Former Kibra MP aspirant, footballer McDonald Mariga’s family and Football Kenya Federation’s (FKF) top brass responded to reports that he would be vying for the top seat in the upcoming federation elections.
The elections were scheduled to take place before March 2020, and reports were rife that Mariga would battle for the presidency against incumbent Nick Mwendwa.
Speaking to Kenyans.co.ke, FKF chief executive, Barry Otieno, on Wednesday, January 15, explained that Mariga’s candidature could not be confirmed at the time since there was no elections board in place to receive his application.
“By regulation, Mariga would formally inform the yet to be constituted electoral board of his interest to vie for the FKF presidency.
“As such, we have not and are not supposed to receive any documentation from any FKF presidential hopeful,” Otieno stated.
A report by People Daily on Thursday, January 16, stated that Mariga’s father, Noah Wanyama, claimed that the football star would not vie for the seat.
“For starters, Mariga is currently out of the country. In any case, he would have told me of his intentions or seek advice. That means this story on social media can only be fiction.
“It is a huge decision to make for anybody and I believe Mariga is an open person who would consult widely,” Wanyama is quoted.
Since losing the Kibra bid to Orange Democratic Movement’s Imran Okoth, Jubilee’s Mariga has managed to revert back to a low-key life.
His last public appearance was on December 23, 2019, when he accompanied Deputy President William Ruto to the Mumboha Hustlers Football Cup in Luanda, Vihiga County.
In December 2019, the Sports Disputes Tribunal led by chairman John Ohaga nullified the FKF County Elections held on November 23, 2019, and further cancelled the subsequent national elections that were to be held on December 7, 2019.
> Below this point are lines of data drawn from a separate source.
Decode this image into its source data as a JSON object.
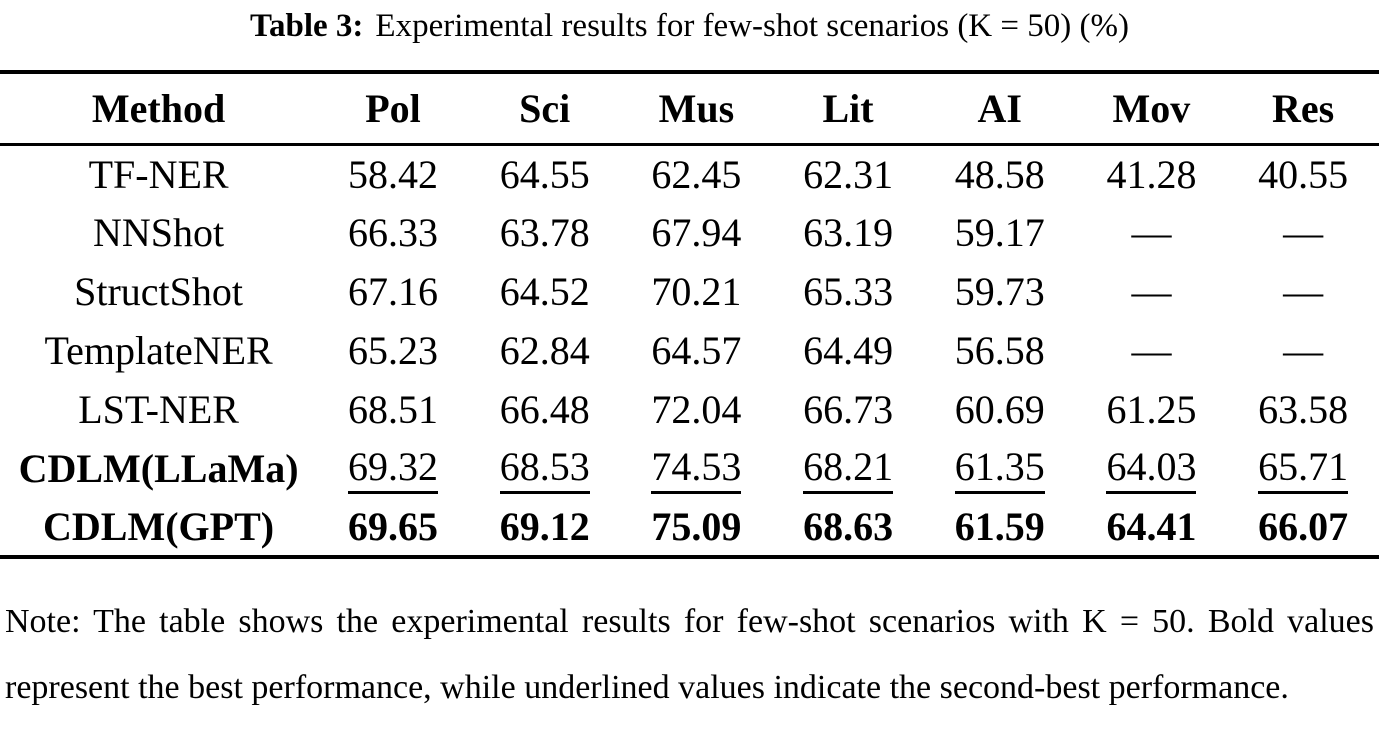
{
  "colors": {
    "text": "#000000",
    "background": "#ffffff",
    "rule": "#000000"
  },
  "caption": {
    "label": "Table 3:",
    "text": "Experimental results for few-shot scenarios (K = 50) (%)"
  },
  "table": {
    "columns": [
      "Method",
      "Pol",
      "Sci",
      "Mus",
      "Lit",
      "AI",
      "Mov",
      "Res"
    ],
    "rows": [
      {
        "method": "TF-NER",
        "style": "normal",
        "values": [
          "58.42",
          "64.55",
          "62.45",
          "62.31",
          "48.58",
          "41.28",
          "40.55"
        ]
      },
      {
        "method": "NNShot",
        "style": "normal",
        "values": [
          "66.33",
          "63.78",
          "67.94",
          "63.19",
          "59.17",
          "—",
          "—"
        ]
      },
      {
        "method": "StructShot",
        "style": "normal",
        "values": [
          "67.16",
          "64.52",
          "70.21",
          "65.33",
          "59.73",
          "—",
          "—"
        ]
      },
      {
        "method": "TemplateNER",
        "style": "normal",
        "values": [
          "65.23",
          "62.84",
          "64.57",
          "64.49",
          "56.58",
          "—",
          "—"
        ]
      },
      {
        "method": "LST-NER",
        "style": "normal",
        "values": [
          "68.51",
          "66.48",
          "72.04",
          "66.73",
          "60.69",
          "61.25",
          "63.58"
        ]
      },
      {
        "method": "CDLM(LLaMa)",
        "style": "underline",
        "values": [
          "69.32",
          "68.53",
          "74.53",
          "68.21",
          "61.35",
          "64.03",
          "65.71"
        ]
      },
      {
        "method": "CDLM(GPT)",
        "style": "bold",
        "values": [
          "69.65",
          "69.12",
          "75.09",
          "68.63",
          "61.59",
          "64.41",
          "66.07"
        ]
      }
    ]
  },
  "note": "Note: The table shows the experimental results for few-shot scenarios with K = 50. Bold values represent the best performance, while underlined values indicate the second-best performance."
}
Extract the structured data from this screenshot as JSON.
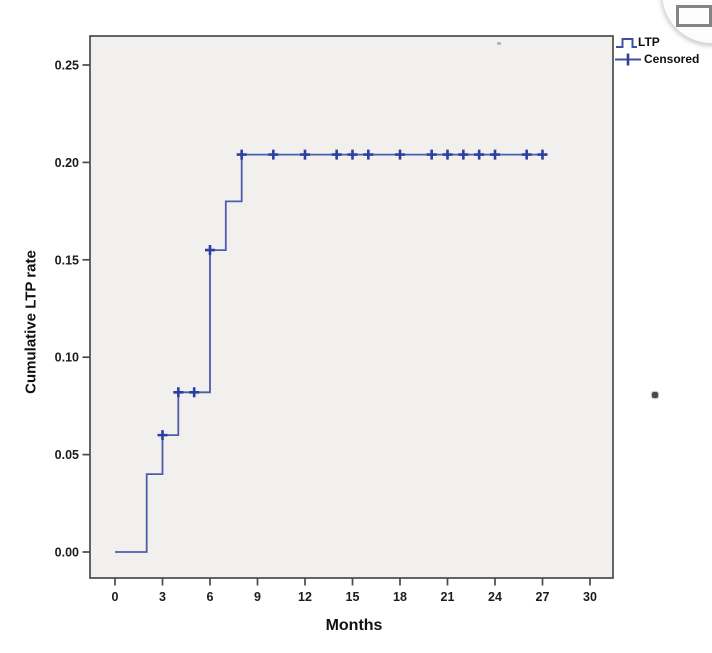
{
  "chart_data": {
    "type": "line",
    "variant": "kaplan_meier_cumulative_incidence_step",
    "title": "",
    "xlabel": "Months",
    "ylabel": "Cumulative LTP rate",
    "xlim": [
      0,
      30
    ],
    "ylim": [
      0.0,
      0.25
    ],
    "x_ticks": [
      0,
      3,
      6,
      9,
      12,
      15,
      18,
      21,
      24,
      27,
      30
    ],
    "x_tick_labels": [
      "0",
      "3",
      "6",
      "9",
      "12",
      "15",
      "18",
      "21",
      "24",
      "27",
      "30"
    ],
    "y_ticks": [
      0.0,
      0.05,
      0.1,
      0.15,
      0.2,
      0.25
    ],
    "y_tick_labels": [
      "0.00",
      "0.05",
      "0.10",
      "0.15",
      "0.20",
      "0.25"
    ],
    "grid": false,
    "legend_position": "top-right-outside",
    "plot_bg": "#f1f0ee",
    "frame_color": "#4a4a4a",
    "series": [
      {
        "name": "LTP",
        "kind": "step",
        "color": "#4c5dab",
        "step_points": [
          [
            0,
            0.0
          ],
          [
            2,
            0.0
          ],
          [
            2,
            0.04
          ],
          [
            3,
            0.04
          ],
          [
            3,
            0.06
          ],
          [
            4,
            0.06
          ],
          [
            4,
            0.082
          ],
          [
            6,
            0.082
          ],
          [
            6,
            0.155
          ],
          [
            7,
            0.155
          ],
          [
            7,
            0.18
          ],
          [
            8,
            0.18
          ],
          [
            8,
            0.204
          ],
          [
            27,
            0.204
          ]
        ]
      },
      {
        "name": "Censored",
        "kind": "plus_markers",
        "color": "#2c3f9d",
        "points": [
          [
            3,
            0.06
          ],
          [
            4,
            0.082
          ],
          [
            5,
            0.082
          ],
          [
            6,
            0.155
          ],
          [
            8,
            0.204
          ],
          [
            10,
            0.204
          ],
          [
            12,
            0.204
          ],
          [
            14,
            0.204
          ],
          [
            15,
            0.204
          ],
          [
            16,
            0.204
          ],
          [
            18,
            0.204
          ],
          [
            20,
            0.204
          ],
          [
            21,
            0.204
          ],
          [
            22,
            0.204
          ],
          [
            23,
            0.204
          ],
          [
            24,
            0.204
          ],
          [
            26,
            0.204
          ],
          [
            27,
            0.204
          ]
        ]
      }
    ]
  },
  "legend": {
    "items": [
      {
        "label": "LTP",
        "symbol": "step-line"
      },
      {
        "label": "Censored",
        "symbol": "plus-line"
      }
    ]
  }
}
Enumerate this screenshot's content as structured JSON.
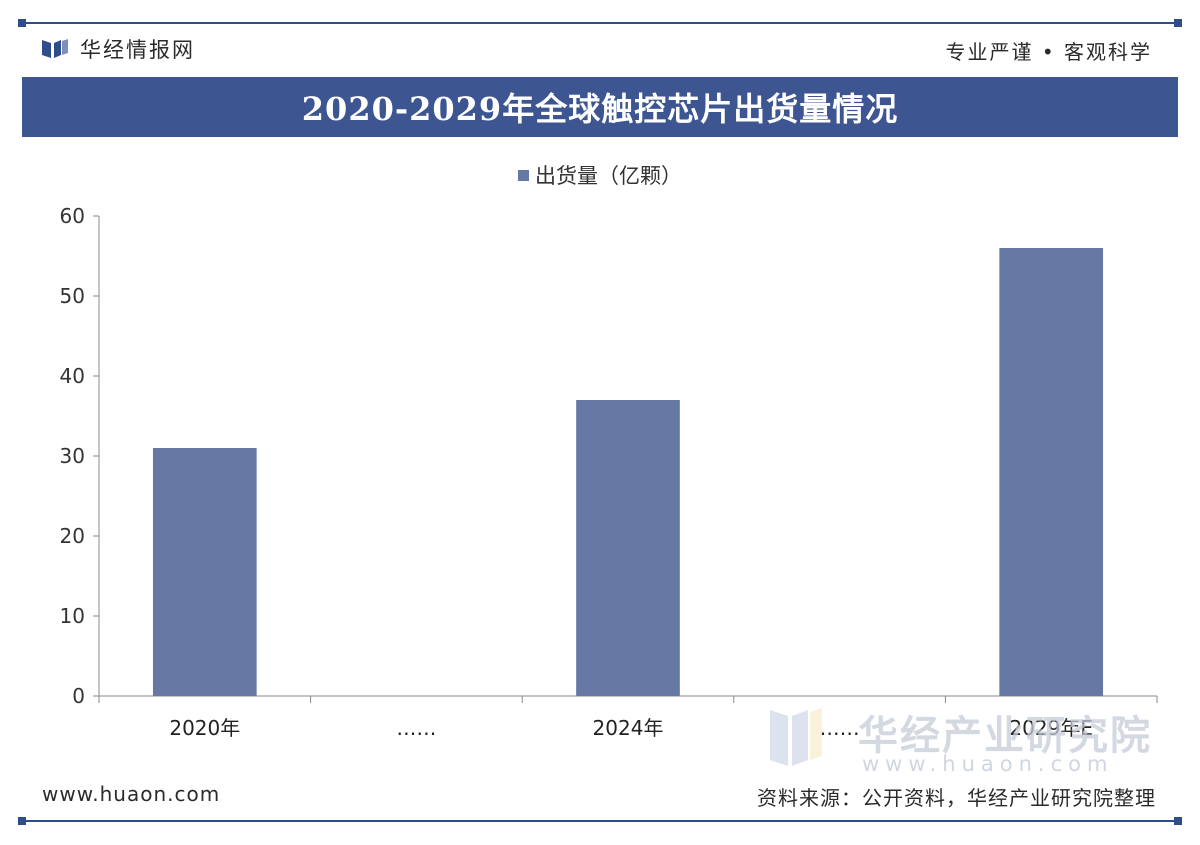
{
  "header": {
    "brand_name": "华经情报网",
    "slogan": "专业严谨 • 客观科学"
  },
  "title": "2020-2029年全球触控芯片出货量情况",
  "colors": {
    "bar": "#6579a4",
    "title_bar": "#3d5692",
    "frame_line": "#2f4d8a"
  },
  "chart_data": {
    "type": "bar",
    "title": "2020-2029年全球触控芯片出货量情况",
    "categories": [
      "2020年",
      "……",
      "2024年",
      "……",
      "2029年E"
    ],
    "series": [
      {
        "name": "出货量（亿颗）",
        "values": [
          31,
          null,
          37,
          null,
          56
        ]
      }
    ],
    "legend_label": "出货量（亿颗）",
    "yticks": [
      "0",
      "10",
      "20",
      "30",
      "40",
      "50",
      "60"
    ],
    "ylim": [
      0,
      60
    ],
    "legend": "top-center",
    "grid": false
  },
  "footer": {
    "website": "www.huaon.com",
    "source": "资料来源：公开资料，华经产业研究院整理"
  },
  "watermark": {
    "name": "华经产业研究院",
    "url": "www.huaon.com"
  }
}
By then, Nick Mwenda was the only candidate who had been cleared to run for the presidency after competitors failed to launch bids for the seat.
Ohaga argued that there wasn’t enough public participation in the elections and that the FKF electoral board was not properly constituted.
FKF then issued a notice to all its members to hold engagement meetings to deliberate on the 2019/2019 FKF electoral code which would be followed by a special general meeting that would pass a vote on the code.
The NEC was also scheduled to propose an electoral board, which would be up for a vote on the same day.
If passed, the board would henceforth be mandated to conduct the repeat elections. As at January 2020, all the 20 FKF branches had held public participation forums on the 2019/2020 FKF Electoral Code ahead of repeat elections to be held within the first trimester of 2020.
The branches had also forwarded their recommendations to the FKF head office and were awaiting further deliberations and adoption of a final document.